Aligned with the clinical preparation of nurses, family health should be used routinely by nurses for risk assessment and to help inform patient and family members on screening, health promotion, and disease prevention. The quality of family health information is critical in order to leverage the use of genomic healthcare information and derive new knowledge about disease biology, treatment efficacy, and drug safety. These actionable steps need to be performed in the context of promoting evidence-based applications of family history that will be essential for implementing personalized genomic healthcare approaches and disease prevention efforts.
Family health history is one of the most important tools for identifying the risk of developing rare and chronic conditions, including cardiovascular disease, cancer, and diabetes, and represents an integration of disease risk from genetic, environmental, and behavioral/lifestyle factors. In fact, family history has long been recognized as a strong independent risk factor for disease and is the current best practice used in clinical practice to guide risk assessment.
本文旨在概述电子健康记录中的家族史,并确定推进护士在获取、更新和评估家族史方面的贡献的机会,以改善所有个体和人群的健康状况。

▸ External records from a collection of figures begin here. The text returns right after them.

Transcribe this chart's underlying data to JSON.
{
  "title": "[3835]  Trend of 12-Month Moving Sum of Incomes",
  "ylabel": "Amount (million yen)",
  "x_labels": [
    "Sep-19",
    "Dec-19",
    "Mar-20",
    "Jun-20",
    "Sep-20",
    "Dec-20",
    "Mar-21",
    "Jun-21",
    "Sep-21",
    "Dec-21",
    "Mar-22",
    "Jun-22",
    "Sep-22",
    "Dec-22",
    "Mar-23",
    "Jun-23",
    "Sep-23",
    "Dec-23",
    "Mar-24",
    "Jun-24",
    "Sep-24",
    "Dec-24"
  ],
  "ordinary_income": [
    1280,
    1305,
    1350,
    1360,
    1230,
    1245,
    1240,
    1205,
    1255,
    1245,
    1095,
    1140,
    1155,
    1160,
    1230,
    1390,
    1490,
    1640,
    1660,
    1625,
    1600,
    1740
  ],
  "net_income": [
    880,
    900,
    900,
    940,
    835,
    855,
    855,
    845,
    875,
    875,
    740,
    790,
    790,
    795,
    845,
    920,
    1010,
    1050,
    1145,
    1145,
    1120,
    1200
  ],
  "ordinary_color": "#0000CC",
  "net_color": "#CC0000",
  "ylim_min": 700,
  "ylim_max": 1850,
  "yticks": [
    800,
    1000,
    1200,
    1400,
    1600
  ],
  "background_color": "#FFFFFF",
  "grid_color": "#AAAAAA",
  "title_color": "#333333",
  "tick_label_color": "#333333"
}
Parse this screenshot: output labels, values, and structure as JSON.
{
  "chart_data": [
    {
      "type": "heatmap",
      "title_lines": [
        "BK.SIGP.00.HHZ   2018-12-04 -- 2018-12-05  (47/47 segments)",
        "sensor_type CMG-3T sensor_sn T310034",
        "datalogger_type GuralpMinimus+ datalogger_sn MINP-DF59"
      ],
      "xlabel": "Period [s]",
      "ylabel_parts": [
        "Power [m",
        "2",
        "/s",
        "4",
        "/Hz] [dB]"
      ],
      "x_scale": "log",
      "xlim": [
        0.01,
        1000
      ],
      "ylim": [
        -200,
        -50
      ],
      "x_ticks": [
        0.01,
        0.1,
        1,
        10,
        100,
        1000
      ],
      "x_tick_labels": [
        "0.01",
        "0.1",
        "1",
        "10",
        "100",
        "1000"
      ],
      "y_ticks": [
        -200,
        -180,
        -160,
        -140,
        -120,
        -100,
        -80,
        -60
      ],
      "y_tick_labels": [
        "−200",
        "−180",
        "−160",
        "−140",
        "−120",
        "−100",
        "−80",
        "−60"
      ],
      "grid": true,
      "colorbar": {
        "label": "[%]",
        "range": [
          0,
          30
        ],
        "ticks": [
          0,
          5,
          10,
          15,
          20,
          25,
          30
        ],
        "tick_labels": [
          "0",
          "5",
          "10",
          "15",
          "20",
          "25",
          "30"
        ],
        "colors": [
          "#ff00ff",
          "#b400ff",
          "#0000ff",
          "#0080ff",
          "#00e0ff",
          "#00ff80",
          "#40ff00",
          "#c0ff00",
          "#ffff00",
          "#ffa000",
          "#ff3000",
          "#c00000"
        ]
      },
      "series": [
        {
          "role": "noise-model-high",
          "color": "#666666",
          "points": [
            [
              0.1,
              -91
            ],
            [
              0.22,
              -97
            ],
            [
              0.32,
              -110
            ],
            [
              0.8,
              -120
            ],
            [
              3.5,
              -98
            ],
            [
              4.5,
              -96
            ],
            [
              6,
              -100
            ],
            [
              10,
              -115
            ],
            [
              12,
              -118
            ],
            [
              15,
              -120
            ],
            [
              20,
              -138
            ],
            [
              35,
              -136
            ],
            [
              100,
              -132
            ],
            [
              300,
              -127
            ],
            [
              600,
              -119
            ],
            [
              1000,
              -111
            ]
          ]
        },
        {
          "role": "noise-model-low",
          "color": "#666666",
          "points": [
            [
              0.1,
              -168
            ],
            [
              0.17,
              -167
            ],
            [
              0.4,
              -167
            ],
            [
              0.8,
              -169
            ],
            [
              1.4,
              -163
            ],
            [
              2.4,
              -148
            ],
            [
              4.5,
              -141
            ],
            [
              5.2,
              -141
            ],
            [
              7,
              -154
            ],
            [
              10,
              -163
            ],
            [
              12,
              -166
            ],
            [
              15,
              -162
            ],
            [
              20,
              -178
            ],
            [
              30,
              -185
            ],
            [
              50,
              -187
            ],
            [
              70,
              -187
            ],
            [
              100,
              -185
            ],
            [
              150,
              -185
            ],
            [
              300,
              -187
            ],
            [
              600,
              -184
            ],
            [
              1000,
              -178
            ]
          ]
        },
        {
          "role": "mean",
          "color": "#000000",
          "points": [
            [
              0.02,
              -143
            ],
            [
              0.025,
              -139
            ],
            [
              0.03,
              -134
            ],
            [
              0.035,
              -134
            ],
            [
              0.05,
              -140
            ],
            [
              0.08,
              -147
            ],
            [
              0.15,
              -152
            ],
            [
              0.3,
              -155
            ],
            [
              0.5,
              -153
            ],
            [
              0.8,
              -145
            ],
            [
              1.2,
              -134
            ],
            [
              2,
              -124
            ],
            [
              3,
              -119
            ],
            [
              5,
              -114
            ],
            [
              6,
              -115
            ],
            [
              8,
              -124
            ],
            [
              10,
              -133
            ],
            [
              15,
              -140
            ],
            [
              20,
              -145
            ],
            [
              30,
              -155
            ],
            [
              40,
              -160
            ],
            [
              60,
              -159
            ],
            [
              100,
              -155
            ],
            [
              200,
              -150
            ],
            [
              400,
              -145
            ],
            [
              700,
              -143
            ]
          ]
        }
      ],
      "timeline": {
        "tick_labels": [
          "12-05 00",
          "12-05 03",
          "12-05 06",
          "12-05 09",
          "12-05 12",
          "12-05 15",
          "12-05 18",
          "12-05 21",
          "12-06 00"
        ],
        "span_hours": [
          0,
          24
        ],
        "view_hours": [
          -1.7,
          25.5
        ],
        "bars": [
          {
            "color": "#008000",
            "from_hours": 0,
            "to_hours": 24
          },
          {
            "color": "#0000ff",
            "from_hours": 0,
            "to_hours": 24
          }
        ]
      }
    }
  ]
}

本文概述了在电子健康记录中记录家族史的障碍,以及使用特定家族史工具和核心家族史数据集的建议。
确定了推进护士在获取、更新和评估家族史方面的贡献以改善所有人健康状况的机会。这些机会集中在促进家庭内部以及医疗保健提供者之间的沟通以获取、记录和更新家族史的重要性这一领域。
护士可以提高对现有资源的认识,这些资源可指导全面、准确地收集家族史并促进家庭讨论。本文确定了推进护士在获取、更新和评估家族史方面的贡献以改善所有人健康状况的机会。
与护士的临床准备工作相一致,护士应常规使用家族健康信息进行风险评估,并帮助患者和家庭成员了解筛查、健康促进和疾病预防方面的信息。家族健康信息的质量对于利用基因组医疗信息以及获取有关疾病生物学、治疗效果和药物安全性的新知识至关重要。这些可采取行动的步骤需要在促进家族史的循证应用的背景下进行,这对于实施个性化基因组医疗方法和疾病预防工作至关重要。
家族健康史是识别患罕见病和慢性病风险(包括心血管疾病、癌症和糖尿病)的最重要工具之一,代表了遗传、环境和行为/生活方式因素导致的疾病风险的综合。事实上,家族史长期以来一直被认为是疾病的一个强大独立风险因素,并且是临床实践中用于指导风险评估的当前最佳做法。